I might mention that there are a set of seriously nefarious rumors that even Oliver Stone and I don't buy into. If you are interested in conspiracy theory, there are ten or more versions of videos on YouTube. But if even I think it is too far fetched -- I wouldn't bother too much.

All in all, the idea here is cool. The idea is that everyone keeps their own data and determines what people can see it and exactly what parts can be seen. The trust factor (for me) just isn't there though. And the applications are about as secure as an unpatched Microsoft product.

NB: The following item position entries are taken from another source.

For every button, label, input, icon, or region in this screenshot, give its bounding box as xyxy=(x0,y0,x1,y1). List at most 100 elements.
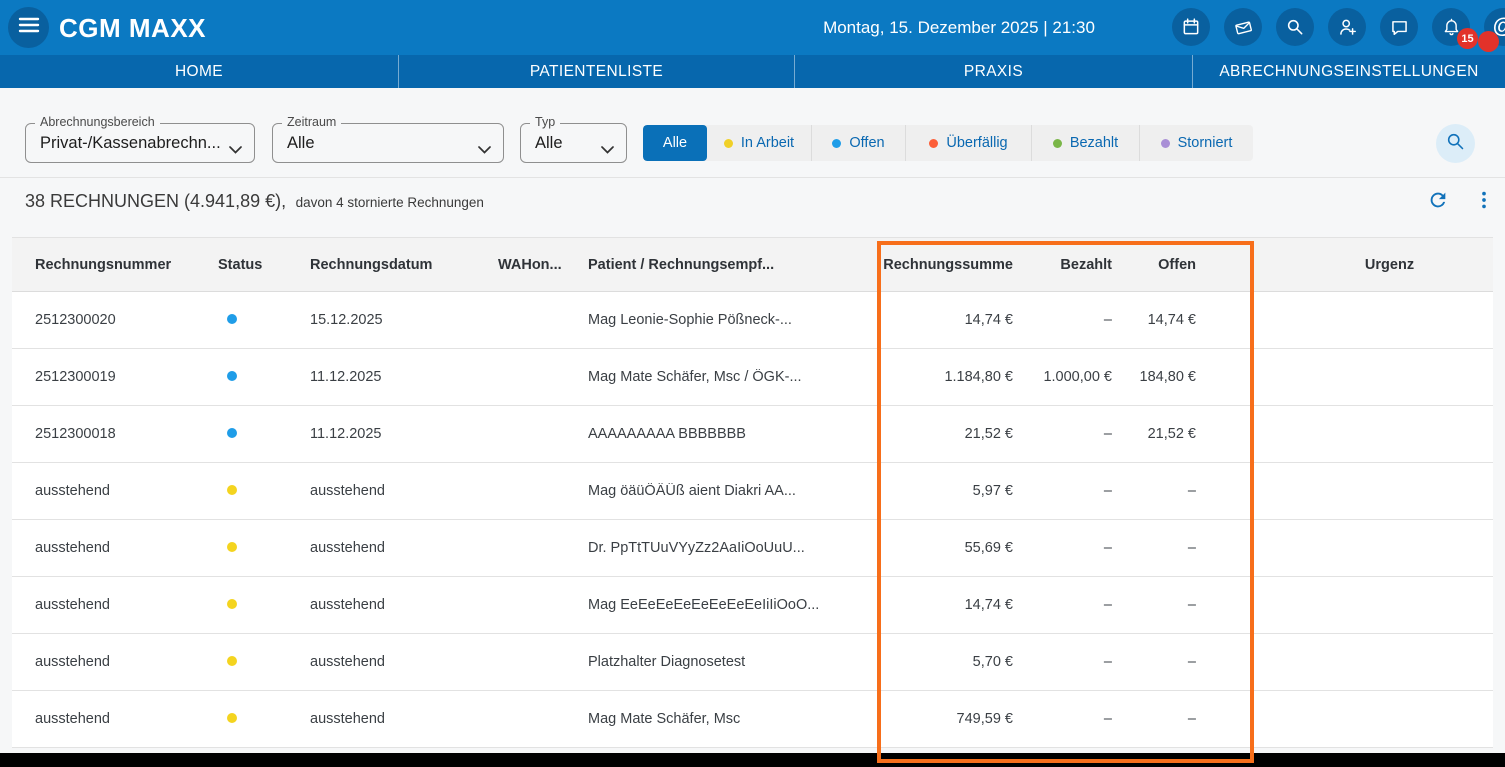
calendar-icon xyxy=(1181,17,1201,37)
table-row[interactable]: 251230001911.12.2025Mag Mate Schäfer, Ms… xyxy=(12,349,1493,406)
cell-patient: Dr. PpTtTUuVYyZz2AaIiOoUuU... xyxy=(565,540,878,556)
nav-tab-abrechnungseinstellungen[interactable]: ABRECHNUNGSEINSTELLUNGEN xyxy=(1193,55,1505,88)
cell-status xyxy=(195,483,287,499)
status-chip-berf-llig[interactable]: Überfällig xyxy=(906,125,1032,161)
status-filter-bar: Alle In Arbeit Offen Überfällig Bezahlt Storn… xyxy=(643,125,1253,161)
col-header-urgenz[interactable]: Urgenz xyxy=(1196,257,1493,273)
table-row[interactable]: 251230002015.12.2025Mag Leonie-Sophie Pö… xyxy=(12,292,1493,349)
table-row[interactable]: ausstehendausstehendPlatzhalter Diagnose… xyxy=(12,634,1493,691)
more-options-button[interactable] xyxy=(1472,190,1496,214)
cell-rechnungsdatum: 11.12.2025 xyxy=(287,426,475,442)
cell-rechnungsdatum: ausstehend xyxy=(287,483,475,499)
nav-tab-patientenliste[interactable]: PATIENTENLISTE xyxy=(399,55,795,88)
col-header-rechnungsdatum[interactable]: Rechnungsdatum xyxy=(287,257,475,273)
cell-status xyxy=(195,711,287,727)
status-chip-label: Storniert xyxy=(1178,135,1233,151)
status-chip-label: Bezahlt xyxy=(1070,135,1118,151)
refresh-icon xyxy=(1427,189,1449,216)
mail-button[interactable] xyxy=(1224,8,1262,46)
notifications-button[interactable]: 15 xyxy=(1432,8,1470,46)
cell-bezahlt: – xyxy=(1013,597,1112,613)
cell-rechnungsnummer: ausstehend xyxy=(12,540,195,556)
cell-rechnungsdatum: ausstehend xyxy=(287,711,475,727)
cell-status xyxy=(195,312,287,328)
status-dot-icon xyxy=(227,713,237,723)
status-dot-icon xyxy=(929,139,938,148)
status-chip-storniert[interactable]: Storniert xyxy=(1140,125,1253,161)
table-row[interactable]: ausstehendausstehendMag EeEeEeEeEeEeEeEe… xyxy=(12,577,1493,634)
status-chip-label: Offen xyxy=(849,135,884,151)
col-header-offen[interactable]: Offen xyxy=(1112,257,1196,273)
chat-button[interactable] xyxy=(1380,8,1418,46)
table-row[interactable]: ausstehendausstehendMag Mate Schäfer, Ms… xyxy=(12,691,1493,748)
col-header-status[interactable]: Status xyxy=(195,257,287,273)
cell-rechnungsdatum: ausstehend xyxy=(287,654,475,670)
cell-status xyxy=(195,369,287,385)
datetime-display: Montag, 15. Dezember 2025 | 21:30 xyxy=(823,0,1095,55)
cell-status xyxy=(195,540,287,556)
invoice-summary-title: 38 RECHNUNGEN (4.941,89 €), xyxy=(25,191,286,211)
zeitraum-select[interactable]: Zeitraum Alle xyxy=(272,123,504,163)
cell-rechnungssumme: 749,59 € xyxy=(878,711,1013,727)
chevron-down-icon xyxy=(229,141,242,159)
cell-rechnungsnummer: 2512300019 xyxy=(12,369,195,385)
status-dot-icon xyxy=(227,428,237,438)
table-search-button[interactable] xyxy=(1436,124,1475,163)
cell-bezahlt: – xyxy=(1013,426,1112,442)
col-header-rechnungsnummer[interactable]: Rechnungsnummer xyxy=(12,257,195,273)
status-dot-icon xyxy=(227,485,237,495)
cell-offen: 14,74 € xyxy=(1112,312,1196,328)
refresh-button[interactable] xyxy=(1426,190,1450,214)
nav-tab-praxis[interactable]: PRAXIS xyxy=(795,55,1193,88)
cell-patient: Platzhalter Diagnosetest xyxy=(565,654,878,670)
col-header-wahonorar[interactable]: WAHon... xyxy=(475,257,565,273)
typ-select[interactable]: Typ Alle xyxy=(520,123,627,163)
chevron-down-icon xyxy=(601,141,614,159)
status-chip-in-arbeit[interactable]: In Arbeit xyxy=(707,125,812,161)
col-header-bezahlt[interactable]: Bezahlt xyxy=(1013,257,1112,273)
status-chip-offen[interactable]: Offen xyxy=(812,125,906,161)
cell-rechnungssumme: 5,97 € xyxy=(878,483,1013,499)
status-dot-icon xyxy=(832,139,841,148)
table-header-row: Rechnungsnummer Status Rechnungsdatum WA… xyxy=(12,238,1493,292)
status-dot-icon xyxy=(724,139,733,148)
cell-rechnungsdatum: ausstehend xyxy=(287,540,475,556)
hamburger-icon xyxy=(18,16,40,39)
abrechnungsbereich-select[interactable]: Abrechnungsbereich Privat-/Kassenabrechn… xyxy=(25,123,255,163)
cell-bezahlt: – xyxy=(1013,312,1112,328)
status-dot-icon xyxy=(227,599,237,609)
table-row[interactable]: ausstehend ausstehend Dr. PpTtTUuVYyZz2AaI… xyxy=(12,520,1493,577)
calendar-button[interactable] xyxy=(1172,8,1210,46)
cell-offen: 184,80 € xyxy=(1112,369,1196,385)
search-topbar-button[interactable] xyxy=(1276,8,1314,46)
status-chip-label: Alle xyxy=(663,135,687,151)
typ-value: Alle xyxy=(535,124,563,162)
status-chip-bezahlt[interactable]: Bezahlt xyxy=(1032,125,1140,161)
col-header-rechnungssumme[interactable]: Rechnungssumme xyxy=(878,257,1013,273)
mentions-button[interactable]: @ xyxy=(1484,8,1505,46)
cell-rechnungsnummer: ausstehend xyxy=(12,597,195,613)
cell-bezahlt: – xyxy=(1013,540,1112,556)
cell-rechnungsnummer: 2512300020 xyxy=(12,312,195,328)
add-patient-button[interactable] xyxy=(1328,8,1366,46)
cell-rechnungssumme: 1.184,80 € xyxy=(878,369,1013,385)
cell-patient: Mag Mate Schäfer, Msc xyxy=(565,711,878,727)
cell-status xyxy=(195,426,287,442)
col-header-patient[interactable]: Patient / Rechnungsempf... xyxy=(565,257,878,273)
more-vertical-icon xyxy=(1473,189,1495,216)
cell-rechnungssumme: 21,52 € xyxy=(878,426,1013,442)
cell-offen: 21,52 € xyxy=(1112,426,1196,442)
cell-rechnungsnummer: ausstehend xyxy=(12,483,195,499)
invoice-summary-subtitle: davon 4 stornierte Rechnungen xyxy=(296,195,484,210)
status-dot-icon xyxy=(227,371,237,381)
cell-rechnungssumme: 55,69 € xyxy=(878,540,1013,556)
mail-icon xyxy=(1233,17,1254,38)
status-chip-alle[interactable]: Alle xyxy=(643,125,707,161)
status-dot-icon xyxy=(1053,139,1062,148)
nav-tab-home[interactable]: HOME xyxy=(0,55,399,88)
hamburger-menu-button[interactable] xyxy=(8,7,49,48)
app-window: CGM MAXX Montag, 15. Dezember 2025 | 21:… xyxy=(0,0,1505,767)
status-dot-icon xyxy=(227,656,237,666)
table-row[interactable]: ausstehendausstehendMag öäüÖÄÜß aient Di… xyxy=(12,463,1493,520)
table-row[interactable]: 251230001811.12.2025AAAAAAAAA BBBBBBB21,… xyxy=(12,406,1493,463)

  1. And that, my friend is the sound of 25 college business majors changing their major to computer science. I am going to leave out the part that, no matter what your preference is, you are going to look at a whole lot of porn you DO NOT want to see.
  2. I am not saying they do this. But I am saying it is totally within the realm of possibilities.
  3. For you non-computer geek types, this is geekspeak for how you write programs to work with facebook.


Kari said...

I could make you a tinfoil hat, if you'd like. I would even make it in the shape of a pyramid, for extra power.

Spork In the Eye said...

Hmmm. This is a tough call. You would need to use the heavy duty tinfoil from the warehouse store. And we are almost out of it. I don't want to waste any that could be used for smoking tasty meats.

Kari said...

I could use 3 layers of the regular foil, leaving a hollow space between each layer for even greater signal-scattering capabilities.

Spork In the Eye said...

I'm worried about tearing... The thin stuff is so likely to tear. You might have to bond the 3 layers together for strength, leaving out the space between them. Oh, this is so confusing.